Padilla noted the Philippines is the currently the only state in the world aside from Vatican City that does not recognize divorce – yet, a 2017 Social Weather Stations survey showed 53% of Filipinos favor divorce for couples with irreconcilable differences.
He added that while the Philippines allows annulment, this is a very costly process. “Paano kung walang pera (What if the couple does not have money)?” he asked.
Also, Padilla stressed the need to protect women who after separating from their husbands find a new partner – as they are subjected to unfair rumors while the children they will have with their new partners are considered “bastards.” “Unfair eh,” he said.

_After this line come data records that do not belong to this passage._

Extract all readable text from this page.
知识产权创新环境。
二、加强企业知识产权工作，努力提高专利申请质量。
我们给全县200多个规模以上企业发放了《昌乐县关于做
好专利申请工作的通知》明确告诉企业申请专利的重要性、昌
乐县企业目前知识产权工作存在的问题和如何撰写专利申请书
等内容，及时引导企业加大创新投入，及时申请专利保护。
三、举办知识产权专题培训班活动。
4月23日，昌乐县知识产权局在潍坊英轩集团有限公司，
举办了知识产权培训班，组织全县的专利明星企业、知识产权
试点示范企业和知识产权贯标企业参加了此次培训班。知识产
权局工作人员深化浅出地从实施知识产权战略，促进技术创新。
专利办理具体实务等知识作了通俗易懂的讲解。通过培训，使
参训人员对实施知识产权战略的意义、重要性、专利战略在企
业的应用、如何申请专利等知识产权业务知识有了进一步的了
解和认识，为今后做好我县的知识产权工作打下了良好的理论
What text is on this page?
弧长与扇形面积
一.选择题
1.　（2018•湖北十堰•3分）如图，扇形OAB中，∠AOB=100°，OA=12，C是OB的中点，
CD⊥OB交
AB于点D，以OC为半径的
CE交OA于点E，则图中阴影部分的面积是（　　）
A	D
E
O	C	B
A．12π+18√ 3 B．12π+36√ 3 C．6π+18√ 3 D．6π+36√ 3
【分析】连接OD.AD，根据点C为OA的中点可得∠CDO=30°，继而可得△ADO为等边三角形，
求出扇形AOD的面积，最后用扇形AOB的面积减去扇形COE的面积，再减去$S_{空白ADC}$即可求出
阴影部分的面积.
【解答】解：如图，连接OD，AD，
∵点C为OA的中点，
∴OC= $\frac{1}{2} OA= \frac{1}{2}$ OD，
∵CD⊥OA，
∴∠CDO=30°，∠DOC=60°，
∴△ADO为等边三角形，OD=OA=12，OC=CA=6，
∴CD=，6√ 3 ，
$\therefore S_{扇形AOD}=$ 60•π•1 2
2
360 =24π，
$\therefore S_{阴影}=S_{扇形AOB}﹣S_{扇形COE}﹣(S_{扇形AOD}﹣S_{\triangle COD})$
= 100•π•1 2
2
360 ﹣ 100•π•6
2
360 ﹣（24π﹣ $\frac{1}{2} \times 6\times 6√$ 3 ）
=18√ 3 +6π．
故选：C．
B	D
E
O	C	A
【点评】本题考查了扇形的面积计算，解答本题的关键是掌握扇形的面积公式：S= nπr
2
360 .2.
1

Under Padilla’s bill, a petition may be filed for divorce if:
* The husband or wife cannot fulfill his/her obligation in the marriage;
* Both parties in the marriage have irreconcilable differences;
* The marriage was annulled abroad;
* The husband or wife is presumed dead in accordance with Articles 390 and 391 of the Civil Code of the Philippines;
* A party is convicted of violating the “Anti-Violence Against Women and Their Children Act”;
* There is an attempt on the life of the child of the couple or of the petitioner;
* Having children outside the marriage except if both agree to have a child through IVF or similar prodedure; or if the woman bears a child after being raped;
* There are grounds for annulling the marriage based on the Family Code of the Philippines;
* Repeated abuses against the petitioner or his/her child;
* Both parties have been living separately for two years at the time the petition was filed; and
* The couple legally separated through a judicial decree under Article 55 of the Family Code of the Philippines
The bill also provides for a “mandatory cooling-off period” after the petition is filed.
Meanwhile, the petition for divorce may be dismissed if the two parties submit a verified joint motion; or if the court finds evidence of collusion between them.